After having explored better-known aspects of Thai society, like Ladyboy and Thai boxers), I wanted to focus on those left behind the recent Thai prosperity, the forced workers in the fishing industry. So I made this photography series called "Slavery at sea".
The US Department of State (TIP report, 2012) estimates that as many as 27 million men, women, and children are currently victims of human trafficking and slavery around the world.
Thailand is the third-largest seafood exporter in the world, after China and Norway, with exports valued by the Food and Agriculture Organization at around $7.3 billion in 2011. The Thai fishing industry extensively relies on slavery and forced labor.
Out of the 2 million Myanmar workers in Thailand, more than 1 million are illegal. The rise in forced labor on Thai fishing boats is linked to the growing global demand for low-cost seafood. The Burmese crews on the fishing boats are treated like modern-day slaves.
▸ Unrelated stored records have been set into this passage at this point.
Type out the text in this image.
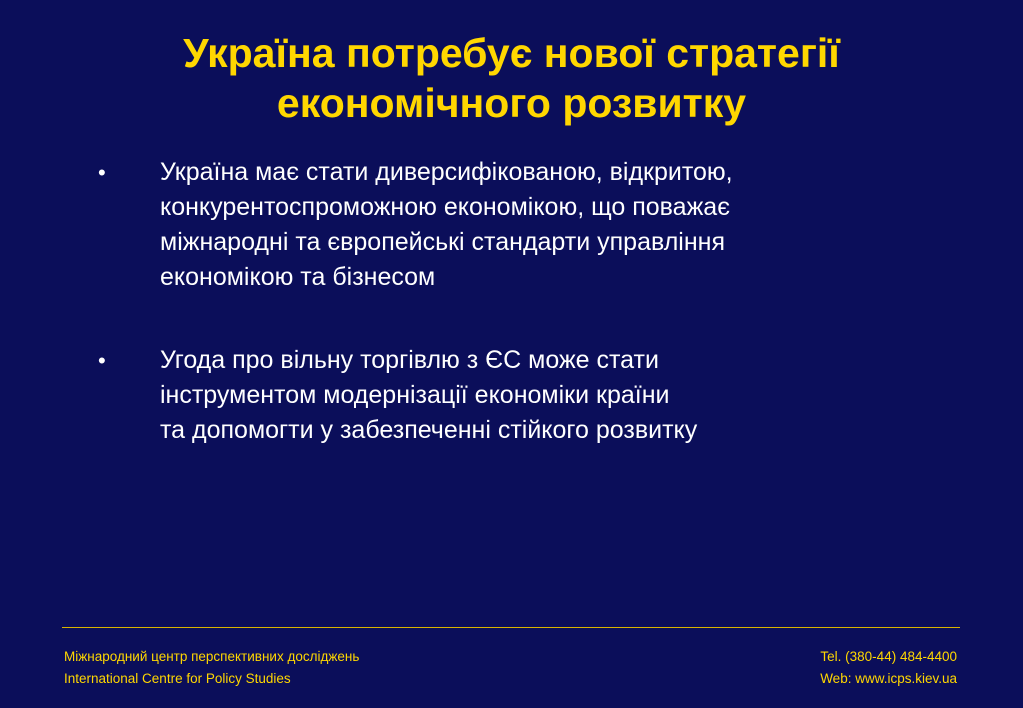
Україна потребує нової стратегії
економічного розвитку
• Україна має стати диверсифікованою, відкритою,
конкурентоспроможною економікою, що поважає
міжнародні та європейські стандарти управління
економікою та бізнесом
• Угода про вільну торгівлю з ЄС може стати
інструментом модернізації економіки країни
та допомогти у забезпеченні стійкого розвитку
Міжнародний центр перспективних досліджень
International Centre for Policy Studies
Tel. (380-44) 484-4400
Web: www.icps.kiev.ua
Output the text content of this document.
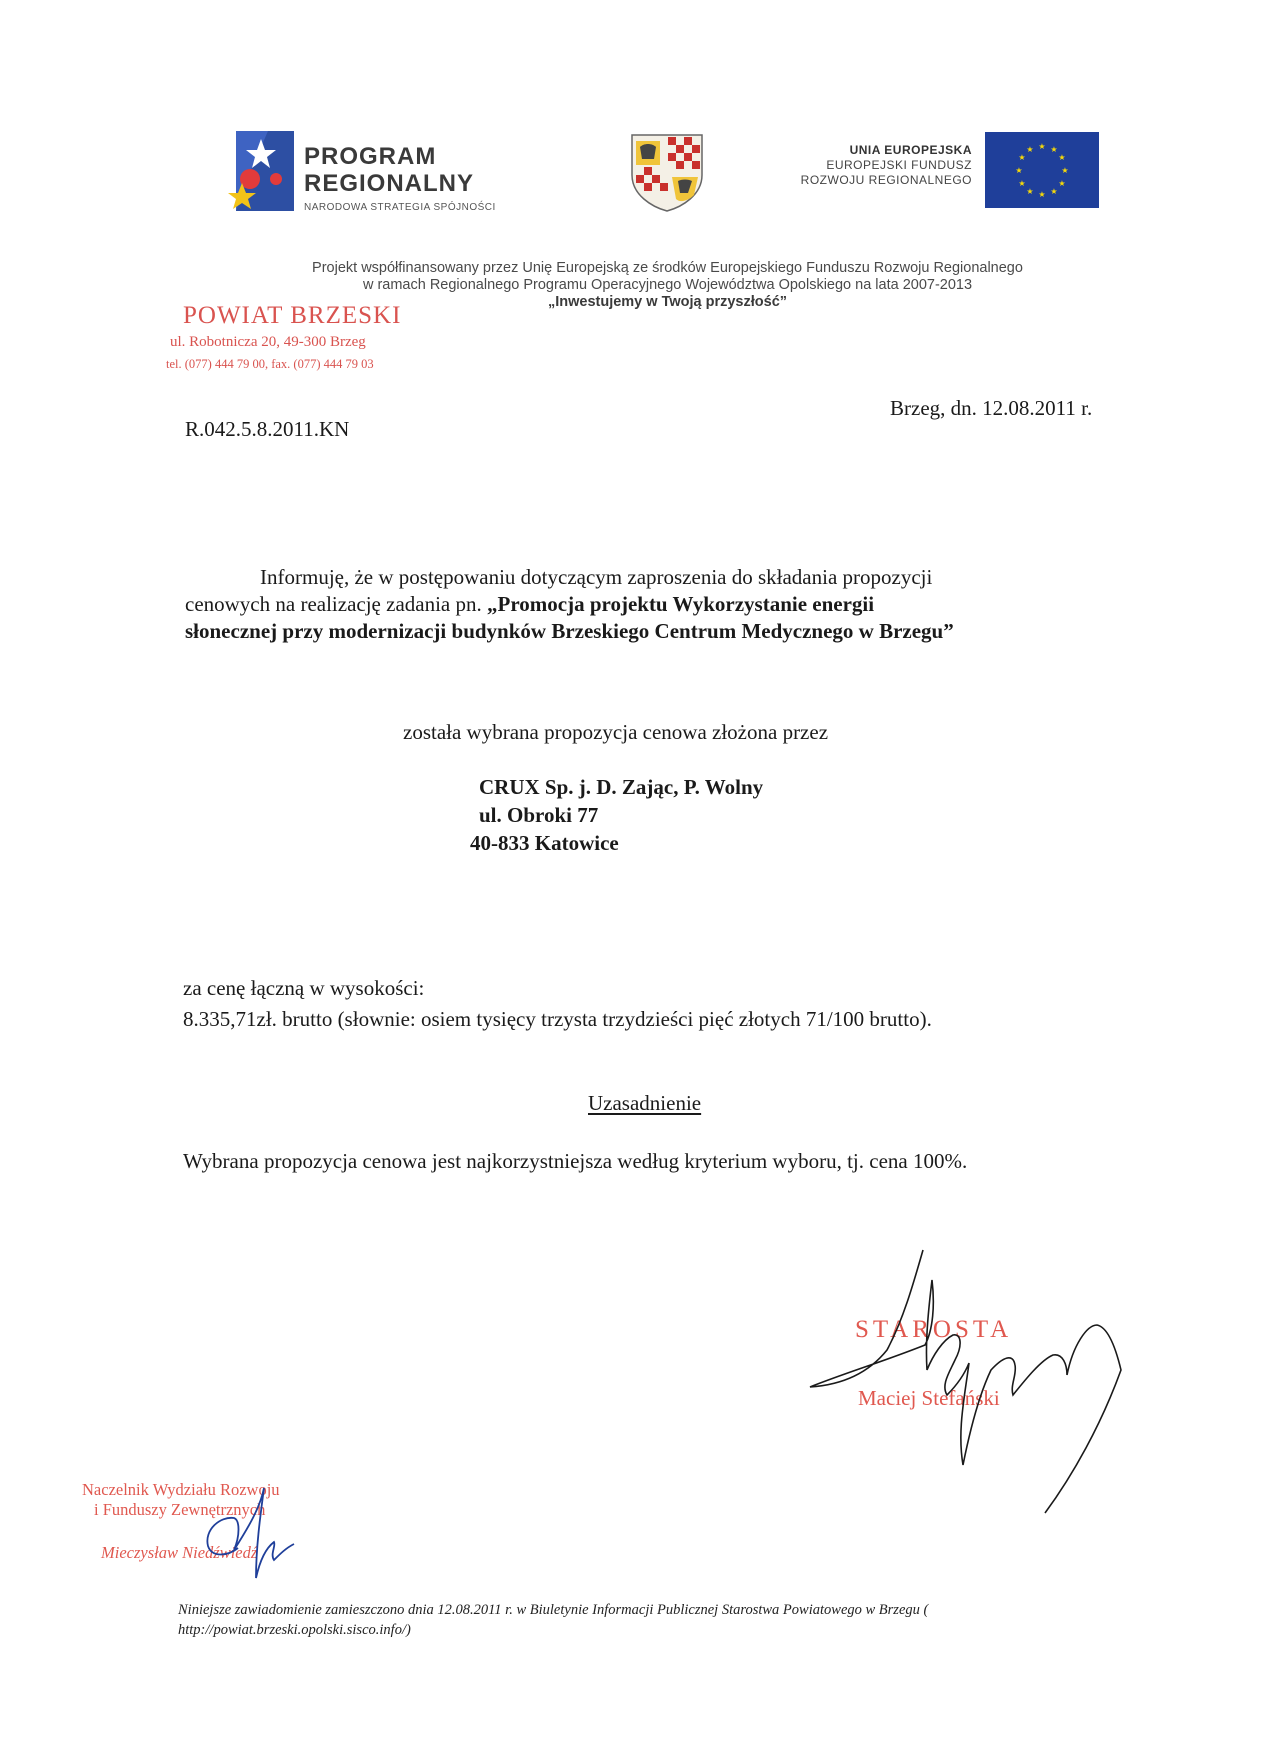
PROGRAM
REGIONALNY
NARODOWA STRATEGIA SPÓJNOŚCI
UNIA EUROPEJSKA
EUROPEJSKI FUNDUSZ
ROZWOJU REGIONALNEGO
★ ★
★
★
★
★
★
★
★
★
★
★
Projekt współfinansowany przez Unię Europejską ze środków Europejskiego Funduszu Rozwoju Regionalnego
w ramach Regionalnego Programu Operacyjnego Województwa Opolskiego na lata 2007-2013
„Inwestujemy w Twoją przyszłość”
POWIAT BRZESKI
ul. Robotnicza 20, 49-300 Brzeg
tel. (077) 444 79 00, fax. (077) 444 79 03
Brzeg, dn. 12.08.2011 r.
R.042.5.8.2011.KN
Informuję, że w postępowaniu dotyczącym zaproszenia do składania propozycji
cenowych na realizację zadania pn. „Promocja projektu Wykorzystanie energii
słonecznej przy modernizacji budynków Brzeskiego Centrum Medycznego w Brzegu”
została wybrana propozycja cenowa złożona przez
CRUX Sp. j. D. Zając, P. Wolny
ul. Obroki 77
40-833 Katowice
za cenę łączną w wysokości:
8.335,71zł. brutto (słownie: osiem tysięcy trzysta trzydzieści pięć złotych 71/100 brutto).
Uzasadnienie
Wybrana propozycja cenowa jest najkorzystniejsza według kryterium wyboru, tj. cena 100%.
STAROSTA
Maciej Stefański
Naczelnik Wydziału Rozwoju
i Funduszy Zewnętrznych
Mieczysław Niedźwiedź
Niniejsze zawiadomienie zamieszczono dnia 12.08.2011 r. w Biuletynie Informacji Publicznej Starostwa Powiatowego w Brzegu ( http://powiat.brzeski.opolski.sisco.info/)
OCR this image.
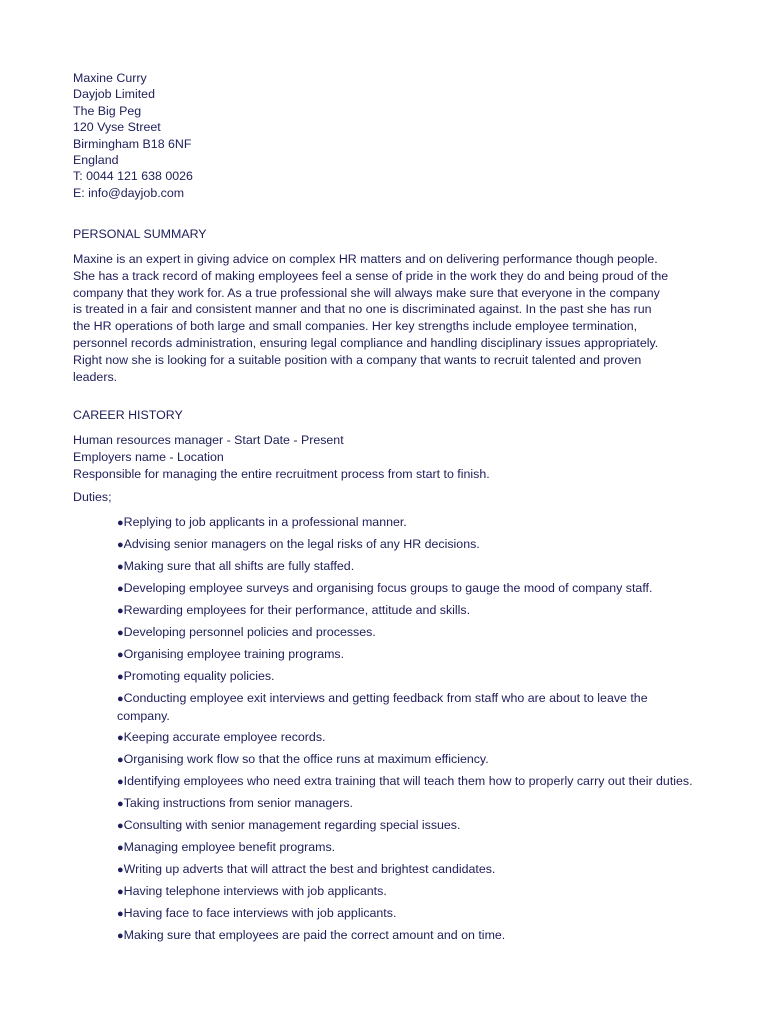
Maxine Curry
Dayjob Limited
The Big Peg
120 Vyse Street
Birmingham B18 6NF
England
T: 0044 121 638 0026
E: info@dayjob.com
PERSONAL SUMMARY
Maxine is an expert in giving advice on complex HR matters and on delivering performance though people.
She has a track record of making employees feel a sense of pride in the work they do and being proud of the
company that they work for. As a true professional she will always make sure that everyone in the company
is treated in a fair and consistent manner and that no one is discriminated against. In the past she has run
the HR operations of both large and small companies. Her key strengths include employee termination,
personnel records administration, ensuring legal compliance and handling disciplinary issues appropriately.
Right now she is looking for a suitable position with a company that wants to recruit talented and proven
leaders.
CAREER HISTORY
Human resources manager - Start Date - Present
Employers name - Location
Responsible for managing the entire recruitment process from start to finish.
Duties;
●Replying to job applicants in a professional manner.
●Advising senior managers on the legal risks of any HR decisions.
●Making sure that all shifts are fully staffed.
●Developing employee surveys and organising focus groups to gauge the mood of company staff.
●Rewarding employees for their performance, attitude and skills.
●Developing personnel policies and processes.
●Organising employee training programs.
●Promoting equality policies.
●Conducting employee exit interviews and getting feedback from staff who are about to leave the company.
●Keeping accurate employee records.
●Organising work flow so that the office runs at maximum efficiency.
●Identifying employees who need extra training that will teach them how to properly carry out their duties.
●Taking instructions from senior managers.
●Consulting with senior management regarding special issues.
●Managing employee benefit programs.
●Writing up adverts that will attract the best and brightest candidates.
●Having telephone interviews with job applicants.
●Having face to face interviews with job applicants.
●Making sure that employees are paid the correct amount and on time.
Each worker costs about Bt25,000-Bt35,000. The price captains pay for these men is extremely low even by historical standards. Slaves cost 95% less than during the heyday of trafficking in the 19th century, meaning that they are not regarded as long-term investments but as disposable commodities.
Mahachai, unofficially known as “Little Myanmar” is located southwest of Bangkok and crowded with migrant workers from Myanmar. They are employed by Thai employers for the work at seafood factories for minimum wages of Bt200 (5 EUR) per day. The use of trafficked labour is systematic in the Thai fishing industry. Migrant workers in the fishing industry are suffering from terrible abuse and are all too often denied their basic human rights.
Some workers still don't have a status, although many of them have been living here for some time, some even managing to run small businesses like restaurants, bookstores, clothing stores, and hair salons. Although they own small businesses, they still live in fear.
The area is officially under the control of the Thai police department. Migrant workers have to pay a monthly bribe to Thai police officers to avoid the arrest. Police officers usually ask Bt800 per month from a shop owner who does not have all the paperwork. A worker can get arrested easily by police, which makes up stories about their illegal activities. When that happens, a price must be negotiated between the worker and the police.